Dans le dernier épisode du podcast Triple Click, le journaliste d’investigation Jason Schreier a lâché une bombe qui confirme ce que de nombreux observateurs critiques répètent depuis des années : au plus haut niveau de la hiérarchie Xbox, le Xbox Game Pass n’est pas seulement remis en question, il est franchement honni. Selon Schreier, « il y a beaucoup de gens en poste de direction au sein de Xbox qui détestent le Xbox Game Pass et pensent qu’il a détruit la valeur de leurs jeux, qu’il a retiré de la valeur à tous les jeux en général et qu’il a été préjudiciable pour l’industrie du jeu vidéo, de leur point de vue, en raison de la façon dont il dévalue les jeux ».
Cette déclaration, relayée notamment par l’analyste eXtas1s, intervient dans un contexte de restructuration profonde orchestrée par Asha Sharma, la nouvelle patronne de Xbox. Le « reset » massif – avec des milliers de suppressions d’emplois, la cession ou la fermeture de studios, et un recentrage brutal sur la rentabilité – met en lumière les fractures internes qui gangrènent la division depuis l’ère Phil Spencer. Schreier précise même que le Game Pass pourrait s’éloigner à l’avenir du modèle « Day One » qui avait fait sa marque de fabrique, signe que la stratégie d’inondation du catalogue par des exclusivités en accès anticipé commence à être sérieusement remise en cause en interne.

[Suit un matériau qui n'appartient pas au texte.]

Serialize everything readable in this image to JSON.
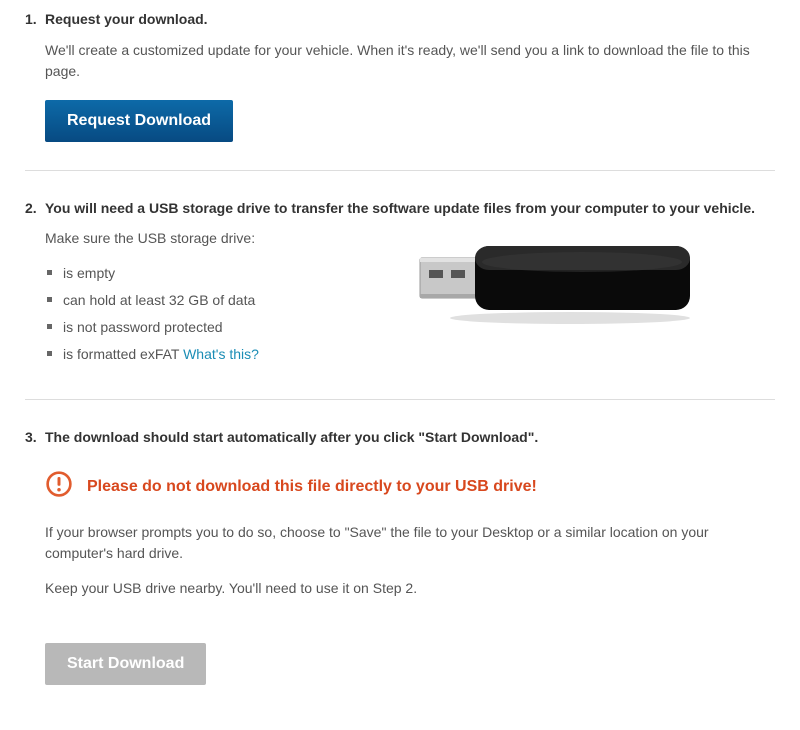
{
  "step1": {
    "number": "1.",
    "title": "Request your download.",
    "desc": "We'll create a customized update for your vehicle. When it's ready, we'll send you a link to download the file to this page.",
    "button": "Request Download"
  },
  "step2": {
    "number": "2.",
    "title": "You will need a USB storage drive to transfer the software update files from your computer to your vehicle.",
    "intro": "Make sure the USB storage drive:",
    "req1": "is empty",
    "req2": "can hold at least 32 GB of data",
    "req3": "is not password protected",
    "req4": "is formatted exFAT ",
    "link": "What's this?"
  },
  "step3": {
    "number": "3.",
    "title": "The download should start automatically after you click \"Start Download\".",
    "warning": "Please do not download this file directly to your USB drive!",
    "p1": "If your browser prompts you to do so, choose to \"Save\" the file to your Desktop or a similar location on your computer's hard drive.",
    "p2": "Keep your USB drive nearby. You'll need to use it on Step 2.",
    "button": "Start Download"
  }
}
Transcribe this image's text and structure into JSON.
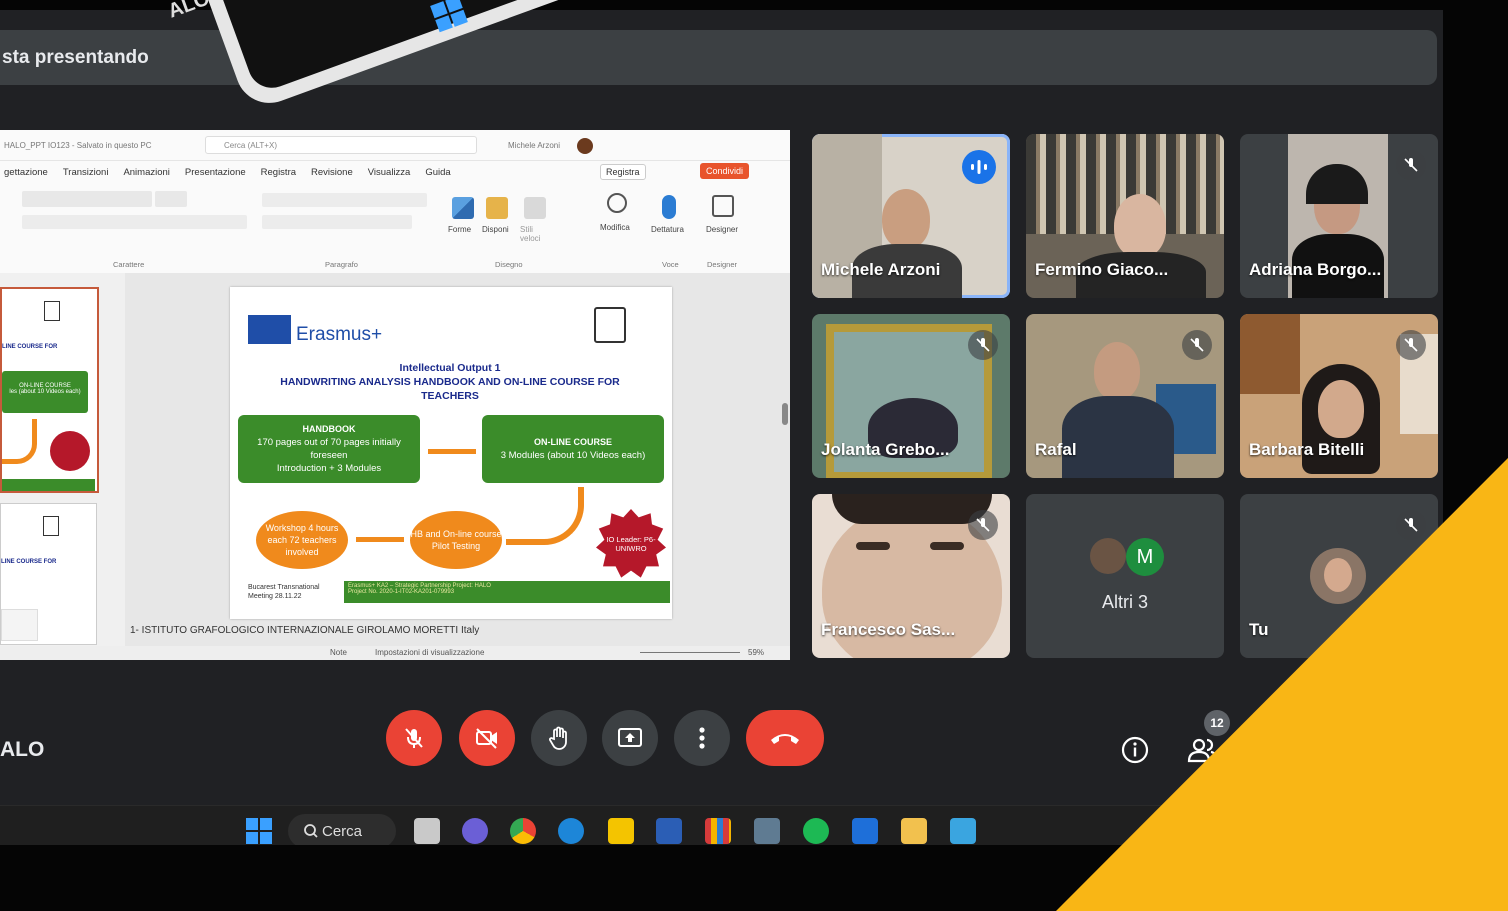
{
  "banner": {
    "text": "sta presentando"
  },
  "phone": {
    "text": "ALO"
  },
  "ppt": {
    "doc_title": "HALO_PPT IO123 - Salvato in questo PC",
    "search_placeholder": "Cerca (ALT+X)",
    "user": "Michele Arzoni",
    "tabs": [
      "gettazione",
      "Transizioni",
      "Animazioni",
      "Presentazione",
      "Registra",
      "Revisione",
      "Visualizza",
      "Guida"
    ],
    "record_label": "Registra",
    "share_label": "Condividi",
    "ribbon_groups": [
      "Carattere",
      "Paragrafo",
      "Disegno",
      "Voce",
      "Designer"
    ],
    "ribbon_buttons": [
      "Forme",
      "Disponi",
      "Stili veloci",
      "Modifica",
      "Dettatura",
      "Designer"
    ],
    "slide": {
      "brand": "Erasmus+",
      "heading_line1": "Intellectual Output 1",
      "heading_line2": "HANDWRITING ANALYSIS HANDBOOK AND ON-LINE COURSE FOR TEACHERS",
      "handbook_title": "HANDBOOK",
      "handbook_text": "170 pages out of 70 pages initially foreseen",
      "handbook_modules": "Introduction + 3 Modules",
      "online_title": "ON-LINE COURSE",
      "online_text": "3 Modules (about 10 Videos each)",
      "workshop": "Workshop 4 hours each 72 teachers involved",
      "pilot": "HB and On-line course Pilot Testing",
      "seal": "IO Leader: P6-UNIWRO",
      "meeting": "Bucarest Transnational Meeting 28.11.22",
      "project_line1": "Erasmus+ KA2 – Strategic Partnership Project: HALO",
      "project_line2": "Project No. 2020-1-IT02-KA201-079993"
    },
    "thumb_line1": "LINE COURSE FOR",
    "thumb_line2": "ON-LINE COURSE",
    "thumb_line3": "les (about 10 Videos each)",
    "notes": "1- ISTITUTO GRAFOLOGICO INTERNAZIONALE GIROLAMO MORETTI Italy",
    "status_notes": "Note",
    "status_view": "Impostazioni di visualizzazione",
    "zoom": "59%"
  },
  "participants": [
    {
      "name": "Michele Arzoni",
      "speaking": true
    },
    {
      "name": "Fermino Giaco...",
      "muted": false
    },
    {
      "name": "Adriana Borgo...",
      "muted": true
    },
    {
      "name": "Jolanta Grebo...",
      "muted": true
    },
    {
      "name": "Rafal",
      "muted": true
    },
    {
      "name": "Barbara Bitelli",
      "muted": true
    },
    {
      "name": "Francesco Sas...",
      "muted": true
    },
    {
      "name": "Altri 3",
      "avatar_letter": "M"
    },
    {
      "name": "Tu",
      "muted": true
    }
  ],
  "meeting": {
    "name": "ALO",
    "people_count": "12"
  },
  "taskbar": {
    "search_label": "Cerca"
  },
  "colors": {
    "accent": "#F9B615",
    "end_call": "#EA4335",
    "speaking": "#1A73E8"
  }
}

Ces propos ne sortent pas de nulle part. Ils s’inscrivent dans une série de révélations concordantes. Des rapports de Bloomberg et des témoignages d’anciens cadres Xbox ont déjà mis en lumière les tensions créées par le service d’abonnement : cannibalisation des ventes au détail, pression sur les studios pour produire du contenu « Game Pass friendly » plutôt que des blockbusters rentables, et une culture où les objectifs de profit ont été relégués au second plan pendant des années au profit de la croissance des abonnés. Pete Hines, ex-patron de Bethesda, avait lui aussi évoqué publiquement ces « tensions internes » liées au Xbox Game Pass. Plus récemment, Asha Sharma elle-même a reconnu que la stratégie multiplateforme et centrée sur l’abonnement n’avait pas produit les résultats escomptés, entraînant une « faiblesse du cœur de métier » et des pertes de valeur significatives.

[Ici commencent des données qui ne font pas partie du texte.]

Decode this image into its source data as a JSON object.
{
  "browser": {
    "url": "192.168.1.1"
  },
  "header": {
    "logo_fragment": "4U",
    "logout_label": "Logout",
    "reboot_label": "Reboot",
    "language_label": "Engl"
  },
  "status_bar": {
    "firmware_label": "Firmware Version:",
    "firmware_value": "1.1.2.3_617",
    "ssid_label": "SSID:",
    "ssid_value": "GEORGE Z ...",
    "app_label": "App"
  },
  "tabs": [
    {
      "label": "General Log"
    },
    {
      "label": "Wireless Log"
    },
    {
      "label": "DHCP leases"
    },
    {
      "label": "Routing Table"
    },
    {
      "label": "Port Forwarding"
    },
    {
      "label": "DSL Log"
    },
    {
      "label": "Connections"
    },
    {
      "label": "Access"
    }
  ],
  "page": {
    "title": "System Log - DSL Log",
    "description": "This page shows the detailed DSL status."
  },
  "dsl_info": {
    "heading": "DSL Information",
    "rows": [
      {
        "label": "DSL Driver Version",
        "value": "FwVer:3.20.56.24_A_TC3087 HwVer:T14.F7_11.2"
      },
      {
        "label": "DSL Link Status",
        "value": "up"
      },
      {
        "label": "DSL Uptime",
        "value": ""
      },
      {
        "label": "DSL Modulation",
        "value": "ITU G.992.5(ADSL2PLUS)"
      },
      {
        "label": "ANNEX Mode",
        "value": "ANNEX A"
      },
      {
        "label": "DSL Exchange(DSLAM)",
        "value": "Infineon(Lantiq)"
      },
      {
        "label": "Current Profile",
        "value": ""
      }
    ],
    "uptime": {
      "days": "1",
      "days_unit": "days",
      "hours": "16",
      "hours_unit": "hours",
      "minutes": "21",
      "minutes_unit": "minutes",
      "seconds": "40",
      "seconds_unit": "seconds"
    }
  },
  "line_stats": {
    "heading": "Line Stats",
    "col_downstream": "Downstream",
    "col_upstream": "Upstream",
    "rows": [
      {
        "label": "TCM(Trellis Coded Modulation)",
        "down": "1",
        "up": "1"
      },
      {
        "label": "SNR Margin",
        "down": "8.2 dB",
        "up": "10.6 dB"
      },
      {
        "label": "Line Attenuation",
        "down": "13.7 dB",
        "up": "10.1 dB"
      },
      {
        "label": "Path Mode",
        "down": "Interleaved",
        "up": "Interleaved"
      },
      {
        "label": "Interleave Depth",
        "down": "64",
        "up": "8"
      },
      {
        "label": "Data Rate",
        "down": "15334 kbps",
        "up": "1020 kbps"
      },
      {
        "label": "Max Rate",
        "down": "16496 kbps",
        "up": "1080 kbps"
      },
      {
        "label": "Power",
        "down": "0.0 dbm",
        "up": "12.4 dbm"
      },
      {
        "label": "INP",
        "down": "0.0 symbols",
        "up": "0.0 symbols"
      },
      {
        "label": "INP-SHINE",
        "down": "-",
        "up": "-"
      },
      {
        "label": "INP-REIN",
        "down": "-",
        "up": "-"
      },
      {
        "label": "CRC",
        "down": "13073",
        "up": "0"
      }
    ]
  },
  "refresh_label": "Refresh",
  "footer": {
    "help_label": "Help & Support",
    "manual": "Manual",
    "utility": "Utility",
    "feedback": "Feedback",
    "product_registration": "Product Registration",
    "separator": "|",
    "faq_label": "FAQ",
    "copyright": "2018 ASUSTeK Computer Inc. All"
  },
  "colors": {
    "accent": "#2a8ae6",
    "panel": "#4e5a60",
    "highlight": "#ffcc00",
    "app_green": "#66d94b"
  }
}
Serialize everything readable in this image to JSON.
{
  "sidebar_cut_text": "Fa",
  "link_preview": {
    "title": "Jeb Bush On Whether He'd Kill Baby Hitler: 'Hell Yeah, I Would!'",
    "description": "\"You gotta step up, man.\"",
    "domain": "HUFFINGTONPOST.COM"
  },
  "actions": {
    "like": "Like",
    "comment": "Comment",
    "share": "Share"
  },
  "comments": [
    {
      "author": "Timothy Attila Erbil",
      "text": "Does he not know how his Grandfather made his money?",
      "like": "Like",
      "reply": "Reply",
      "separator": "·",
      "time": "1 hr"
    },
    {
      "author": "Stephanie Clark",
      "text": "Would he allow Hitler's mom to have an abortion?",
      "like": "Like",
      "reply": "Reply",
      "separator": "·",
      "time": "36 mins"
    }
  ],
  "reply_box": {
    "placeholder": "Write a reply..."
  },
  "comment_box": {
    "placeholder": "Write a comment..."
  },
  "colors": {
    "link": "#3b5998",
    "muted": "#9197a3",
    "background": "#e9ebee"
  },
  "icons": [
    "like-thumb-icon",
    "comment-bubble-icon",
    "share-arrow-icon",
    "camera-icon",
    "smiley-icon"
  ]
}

Ce que révèle Schreier est pourtant d’une violence particulière : ce ne sont pas seulement des analystes externes ou des fans déçus qui critiquent le modèle, mais des décideurs au sein même de l’organisation. Pour ces cadres, le Game Pass n’est pas un levier de croissance vertueux, mais un mécanisme qui dévalorise le travail créatif, érode les revenus potentiels et affaiblit l’ensemble de l’écosystème. En rendant les jeux « gratuits » ou quasi-accessibles via un abonnement, le service a encouragé une consommation sans achat, privant les studios et l’éditeur de la manne des ventes unitaires qui finançaient traditionnellement les développements ambitieux.

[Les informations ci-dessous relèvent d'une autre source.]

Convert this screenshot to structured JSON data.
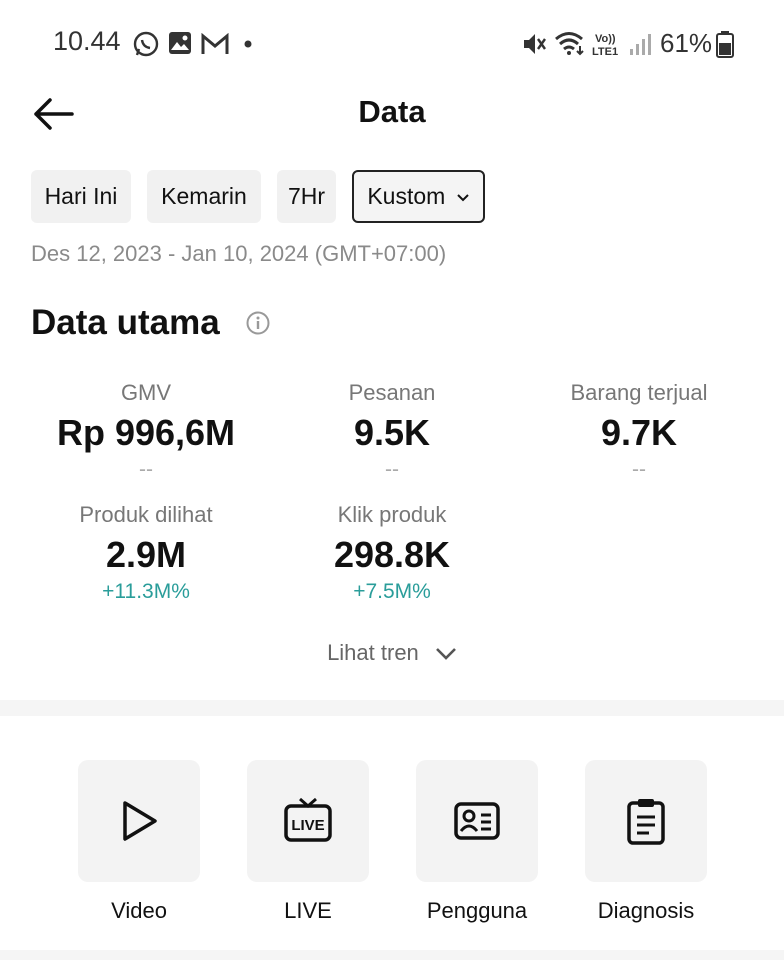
{
  "status_bar": {
    "time": "10.44",
    "battery": "61%"
  },
  "header": {
    "title": "Data"
  },
  "filters": {
    "today": "Hari Ini",
    "yesterday": "Kemarin",
    "week": "7Hr",
    "custom": "Kustom"
  },
  "date_range": "Des 12, 2023 - Jan 10, 2024 (GMT+07:00)",
  "main": {
    "section_title": "Data utama",
    "metrics": [
      {
        "label": "GMV",
        "value": "Rp 996,6M",
        "change": "--"
      },
      {
        "label": "Pesanan",
        "value": "9.5K",
        "change": "--"
      },
      {
        "label": "Barang terjual",
        "value": "9.7K",
        "change": "--"
      },
      {
        "label": "Produk dilihat",
        "value": "2.9M",
        "change": "+11.3M%"
      },
      {
        "label": "Klik produk",
        "value": "298.8K",
        "change": "+7.5M%"
      }
    ],
    "see_trend": "Lihat tren"
  },
  "shortcuts": [
    {
      "label": "Video",
      "icon": "play-icon"
    },
    {
      "label": "LIVE",
      "icon": "live-tv-icon"
    },
    {
      "label": "Pengguna",
      "icon": "id-card-icon"
    },
    {
      "label": "Diagnosis",
      "icon": "clipboard-icon"
    }
  ],
  "colors": {
    "positive": "#2a9d9a",
    "accent": "#111111"
  }
}
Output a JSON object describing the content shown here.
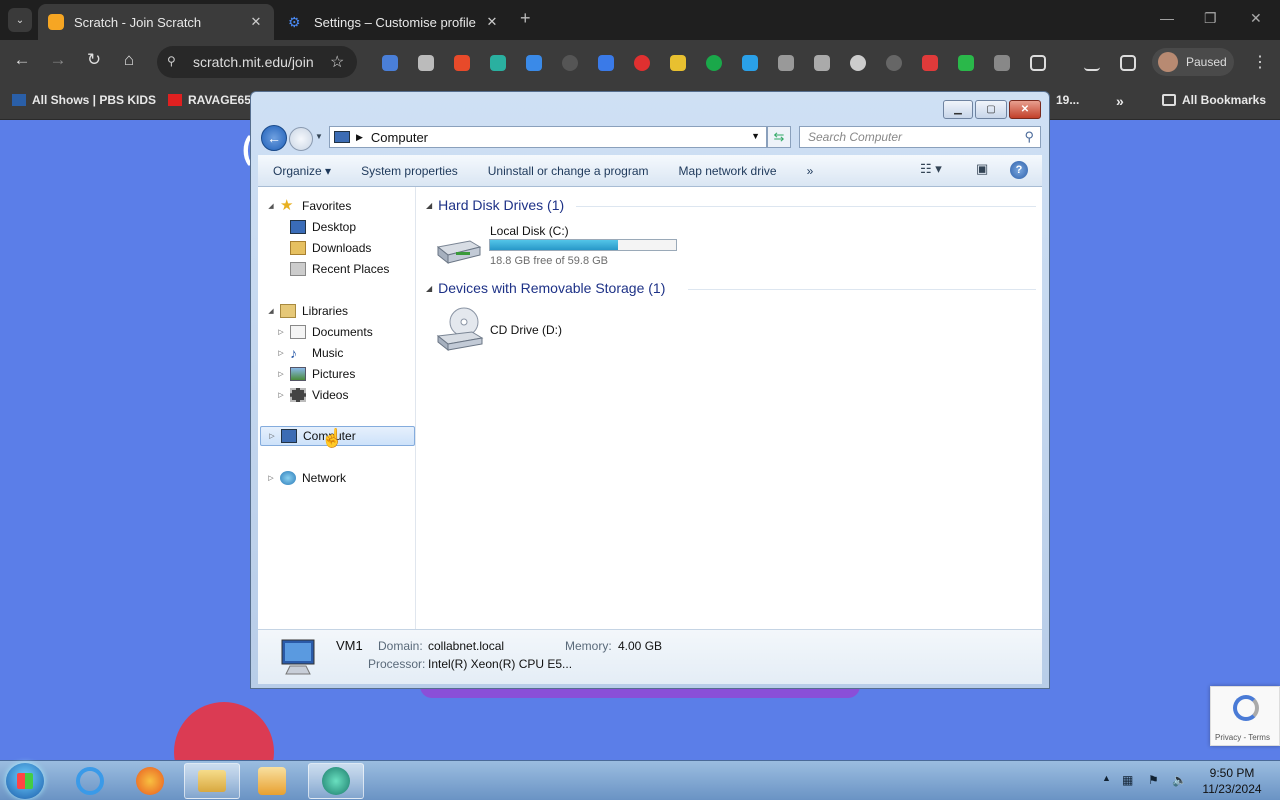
{
  "browser": {
    "tabs": [
      {
        "title": "Scratch - Join Scratch",
        "active": true
      },
      {
        "title": "Settings – Customise profile",
        "active": false
      }
    ],
    "url": "scratch.mit.edu/join",
    "profile_label": "Paused",
    "bookmarks": [
      {
        "label": "All Shows | PBS KIDS"
      },
      {
        "label": "RAVAGE657"
      },
      {
        "label": "19..."
      },
      {
        "label": "All Bookmarks"
      }
    ]
  },
  "page": {
    "recaptcha_footer": "Privacy - Terms"
  },
  "explorer": {
    "address": "Computer",
    "search_placeholder": "Search Computer",
    "toolbar": {
      "organize": "Organize",
      "system_properties": "System properties",
      "uninstall": "Uninstall or change a program",
      "map_drive": "Map network drive",
      "more": "»"
    },
    "nav": {
      "favorites": "Favorites",
      "desktop": "Desktop",
      "downloads": "Downloads",
      "recent": "Recent Places",
      "libraries": "Libraries",
      "documents": "Documents",
      "music": "Music",
      "pictures": "Pictures",
      "videos": "Videos",
      "computer": "Computer",
      "network": "Network"
    },
    "groups": {
      "hdd": "Hard Disk Drives (1)",
      "removable": "Devices with Removable Storage (1)"
    },
    "drives": {
      "c_name": "Local Disk (C:)",
      "c_free": "18.8 GB free of 59.8 GB",
      "c_used_fraction": 0.686,
      "d_name": "CD Drive (D:)"
    },
    "details": {
      "name": "VM1",
      "domain_label": "Domain:",
      "domain": "collabnet.local",
      "memory_label": "Memory:",
      "memory": "4.00 GB",
      "processor_label": "Processor:",
      "processor": "Intel(R) Xeon(R) CPU E5..."
    }
  },
  "taskbar": {
    "time": "9:50 PM",
    "date": "11/23/2024"
  }
}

Cette réalité, que je répète depuis des années sur mon site, continue pourtant d’être niée avec virulence par une partie des fans Xbox les plus fervents. Plutôt que d’admettre que le modèle d’abonnement a contribué à affaiblir leur marque préférée – en décourageant les achats directs et en créant une dépendance malsaine à une croissance des abonnés qui s’essouffle – beaucoup préfèrent continuer à « ne pas acheter » les jeux, à défendre bec et ongles un système qui saigne à blanc les studios first-party, et à s’en prendre à ceux qui osent pointer les dysfonctionnements. C’est un déni confortable, mais de plus en plus difficile à maintenir face aux faits : licenciements massifs, studios en péril, projets annulés par dizaines et une reconnaissance interne que Game Pass a fait plus de mal que de bien à la valorisation des jeux.
Le podcast Triple Click et les analyses de Jason Schreier ne font que confirmer ce que les chiffres et les témoignages accumulent depuis des mois : le Game Pass, dans sa forme actuelle, est perçu par une partie significative de la direction comme un boulet stratégique plutôt que comme un atout. Que ce constat vienne de l’intérieur de la maison Microsoft rend le déni des supporters encore plus criant. L’avenir d’Xbox passera-t-il par une réforme profonde, voire une remise en cause radicale de ce modèle ? Les signaux envoyés par Asha Sharma et les confidences relayées par Schreier suggèrent que la page du « tout Game Pass, tout de suite » est en train d’être tournée. Reste à savoir si les fans les plus zélés accepteront enfin d’ouvrir les yeux sur ce que la direction elle-même semble désormais admettre en coulisses.